A lot of people have been, and still are, talking about the need for evaluation of experiential marketing activity, from agencies to brand owners, but as yet we haven’t seen much in the way of real movement.  This current inertia seems to stem from two points:

1. The need for a robust evaluation tool that offers real value

2. The question of cost and who is going to pay

Taking point one first, for an evaluation tool to be robust it needs to offer much more than simple cost per contact, voucher redemption, or brand ambassador feedback forms. We would suggest that a model of any real value should include diagnostic analysis so that the practitioner can understand why and how the activity has leveraged a change in perceptions, attitudes, or behaviour.

Furthermore, these measures should be based on what people actually did in the days, weeks or months after their brand experience, thus enabling future programmes to be optimised and, as such, offer real value to both brand owners and the agencies.

Who pays?
If we hypothesise for a moment that robust evaluation tools, as described above, do exist, then we are left with the question of the cost… or more precisely, who pays?

From what we’ve been hearing, brand owners aren’t building in funds for evaluation into their overall budget, and agencies don’t want to or can’t afford to pay for it from their bottom line, yet both sides see the positive benefits of evaluation.

If the current inertia remains in place, the old arguments of agencies not being able to prove their worth and brand owners not being able to extend budgets into a medium that has no measurement will remain in place. The result; an industry that doesn’t optimise its potential for growth and brand owners that miss out on the unique benefits that experiential marketing offers.

Breaking free

We would argue that it’s a change in mindset that will break the industry free of this inertia.

Money contributed to evaluation should not be seen as a dead-money cost, as it often is, but as an investment – an investment that more than pays for itself in the short, medium and long term.

As in life, any decision to invest needs a strong justification. The first consideration will undoubtedly be: “Do I feel confident that the product I’m investing in is going to provide a reasonable return for my financial risk?” quickly followed by: “What am I actually going to get as my return?”

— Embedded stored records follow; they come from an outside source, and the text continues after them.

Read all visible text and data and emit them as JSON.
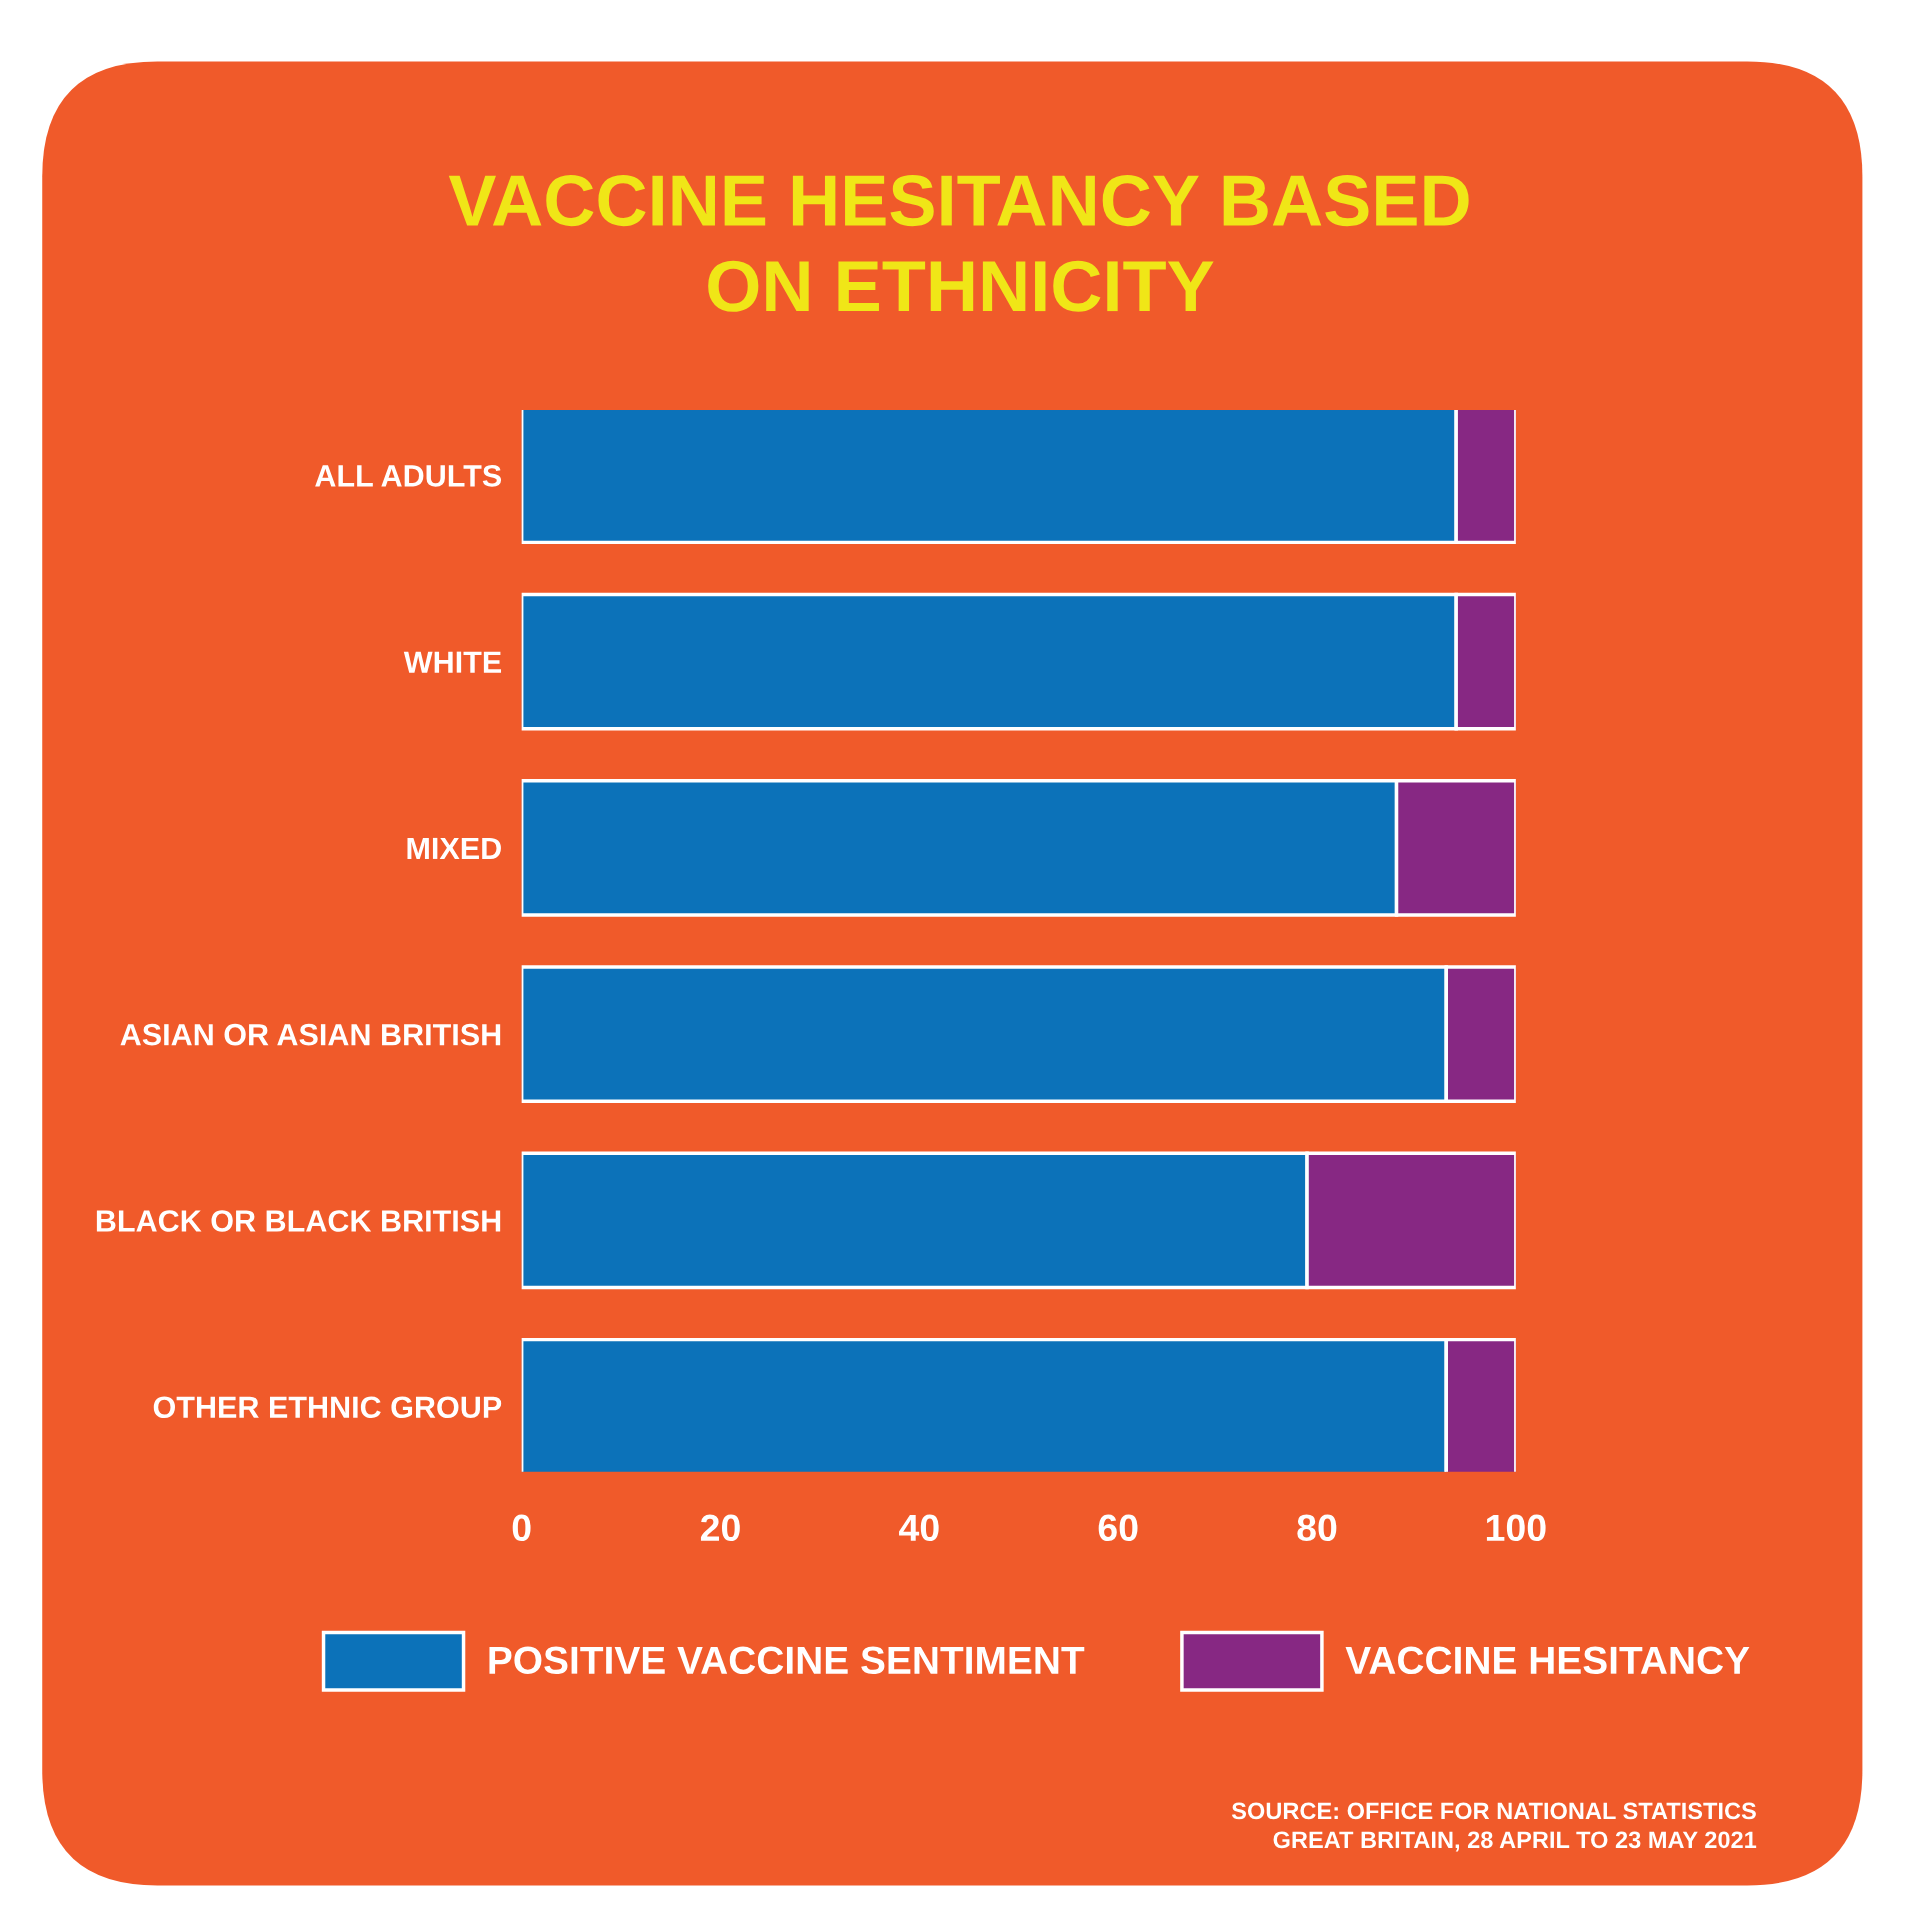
{
  "chart_data": {
    "type": "bar",
    "orientation": "horizontal",
    "stacked": true,
    "title": "VACCINE HESITANCY BASED\nON ETHNICITY",
    "categories": [
      "ALL ADULTS",
      "WHITE",
      "MIXED",
      "ASIAN OR ASIAN BRITISH",
      "BLACK OR BLACK BRITISH",
      "OTHER ETHNIC GROUP"
    ],
    "series": [
      {
        "name": "POSITIVE VACCINE SENTIMENT",
        "color": "#0c72b9",
        "values": [
          94,
          94,
          88,
          93,
          79,
          93
        ]
      },
      {
        "name": "VACCINE HESITANCY",
        "color": "#872883",
        "values": [
          6,
          6,
          12,
          7,
          21,
          7
        ]
      }
    ],
    "xlim": [
      0,
      100
    ],
    "xticks": [
      0,
      20,
      40,
      60,
      80,
      100
    ],
    "grid": false,
    "legend": "bottom",
    "annotations": [
      "SOURCE: OFFICE FOR NATIONAL STATISTICS\nGREAT BRITAIN, 28 APRIL TO 23 MAY 2021"
    ]
  }
}
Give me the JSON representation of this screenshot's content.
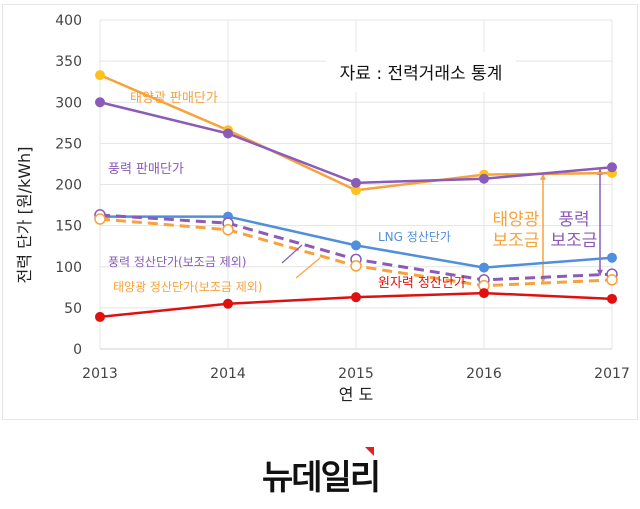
{
  "chart_data": {
    "type": "line",
    "title": "",
    "xlabel": "연 도",
    "ylabel": "전력 단가 [원/kWh]",
    "x": [
      2013,
      2014,
      2015,
      2016,
      2017
    ],
    "ylim": [
      0,
      400
    ],
    "yticks": [
      0,
      50,
      100,
      150,
      200,
      250,
      300,
      350,
      400
    ],
    "grid": true,
    "source_note": "자료 : 전력거래소 통계",
    "series": [
      {
        "name": "태양광 판매단가",
        "color": "#f7a23b",
        "dash": false,
        "marker": "filled",
        "values": [
          333,
          266,
          193,
          212,
          214
        ]
      },
      {
        "name": "풍력 판매단가",
        "color": "#8a5bb8",
        "dash": false,
        "marker": "filled",
        "values": [
          300,
          262,
          202,
          207,
          221
        ]
      },
      {
        "name": "LNG 정산단가",
        "color": "#4f8fdc",
        "dash": false,
        "marker": "filled",
        "values": [
          161,
          161,
          126,
          99,
          111
        ]
      },
      {
        "name": "풍력 정산단가(보조금 제외)",
        "color": "#8a5bb8",
        "dash": true,
        "marker": "open",
        "values": [
          163,
          153,
          109,
          84,
          91
        ]
      },
      {
        "name": "태양광 정산단가(보조금 제외)",
        "color": "#f7a23b",
        "dash": true,
        "marker": "open",
        "values": [
          158,
          145,
          101,
          77,
          84
        ]
      },
      {
        "name": "원자력 정산단가",
        "color": "#e01010",
        "dash": false,
        "marker": "filled",
        "values": [
          39,
          55,
          63,
          68,
          61
        ]
      }
    ],
    "annotations": [
      {
        "text_line1": "태양광",
        "text_line2": "보조금",
        "color": "#f7a23b"
      },
      {
        "text_line1": "풍력",
        "text_line2": "보조금",
        "color": "#8a5bb8"
      }
    ]
  },
  "logo": {
    "text": "뉴데일리"
  }
}
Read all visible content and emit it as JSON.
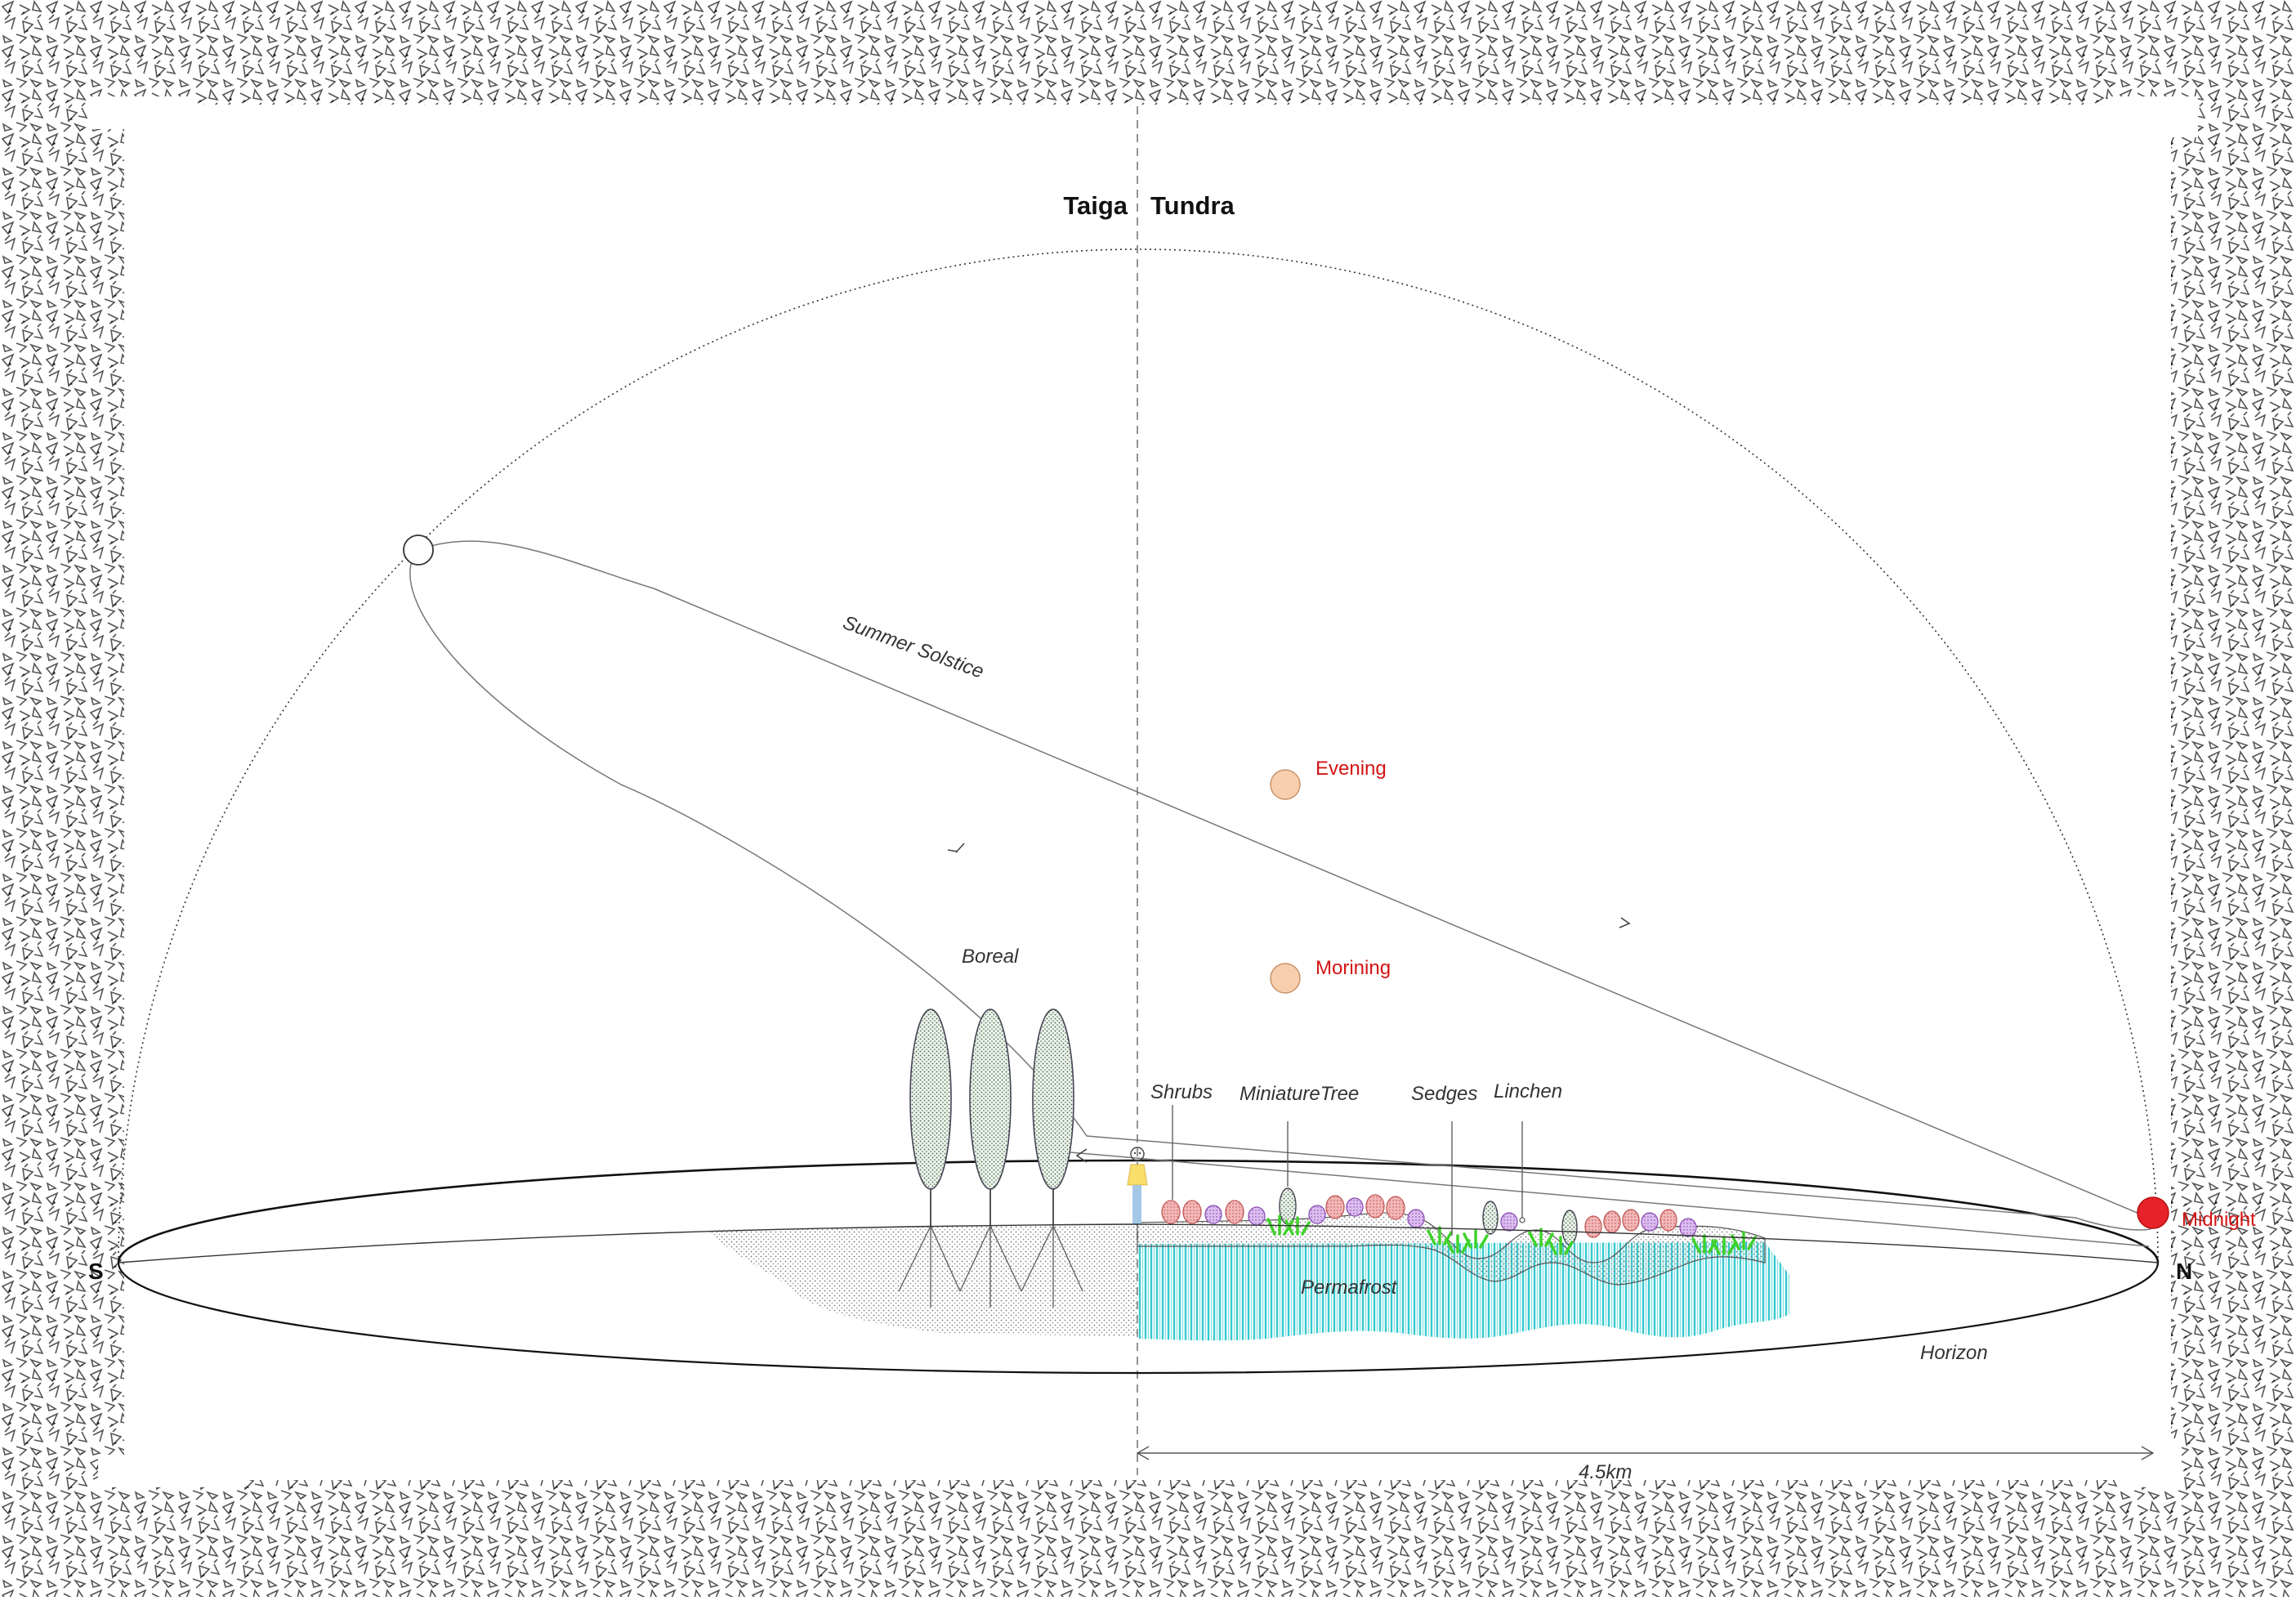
{
  "header": {
    "left": "Taiga",
    "right": "Tundra"
  },
  "labels": {
    "summer_solstice": "Summer Solstice",
    "evening": "Evening",
    "morning": "Morining",
    "midnight": "Midnight",
    "boreal": "Boreal",
    "shrubs": "Shrubs",
    "miniature_tree": "MiniatureTree",
    "sedges": "Sedges",
    "lichen": "Linchen",
    "permafrost": "Permafrost",
    "horizon": "Horizon",
    "south": "S",
    "north": "N",
    "distance": "4.5km"
  },
  "colors": {
    "sun_daytime": "#f8cfae",
    "sun_midnight": "#e8222a",
    "label_red": "#d41414",
    "permafrost": "#35c9cf",
    "shrub_red": "#e68c8c",
    "shrub_purple": "#c08ce0",
    "sedge_green": "#3fd22a",
    "tree_green": "#7a9a7a",
    "person_yellow": "#f9de6b",
    "person_blue": "#a5c8e8"
  },
  "icons": [
    "sun-icon",
    "person-icon",
    "tree-icon",
    "shrub-icon",
    "sedge-icon",
    "arrow-icon"
  ]
}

A robust evaluation tool has to be able to allay these concerns.
 
True investment
We have identified four principles that an evaluation model should be able to deliver on to ensure it is a true investment and not a dead-money cost:

1. It has to contain full diagnostic measurement and analysis, so that future activity can be optimised

2. It should report back on the strength of the key desired message take-out and deliver robust information on the success or otherwise of the key desired outcomes
‘Did people absorb the right messages and what did they actually do or believe in the days, weeks and months after the event?’

3. It should provide benchmark scores on key metrics so that campaigns can be compared between brand category and activity type

4. It should include return on investment calculations based on ‘actual outcome’

By integrating these factors, it becomes an attractive proposition for a brand investor and one that can pay strong dividends.

Growing up
If we’re to break free from the current inertia, we would suggest that the time for a robust evaluation tool is long overdue and it’s also time for brand owners to make the investment in measurement and evaluation.

Experiential marketing as we know it is a relatively young marketing sector and is still growing up, but it’s about the only discipline that doesn’t have an integrated strand of measurement.

At any time, but particularly in the current economic climate, understanding how your current marketing spend is working and how it can work even harder would seem to be an investment, not just an added cost.

Mark Bagnall is managing director of market research company Phoenix Reseach.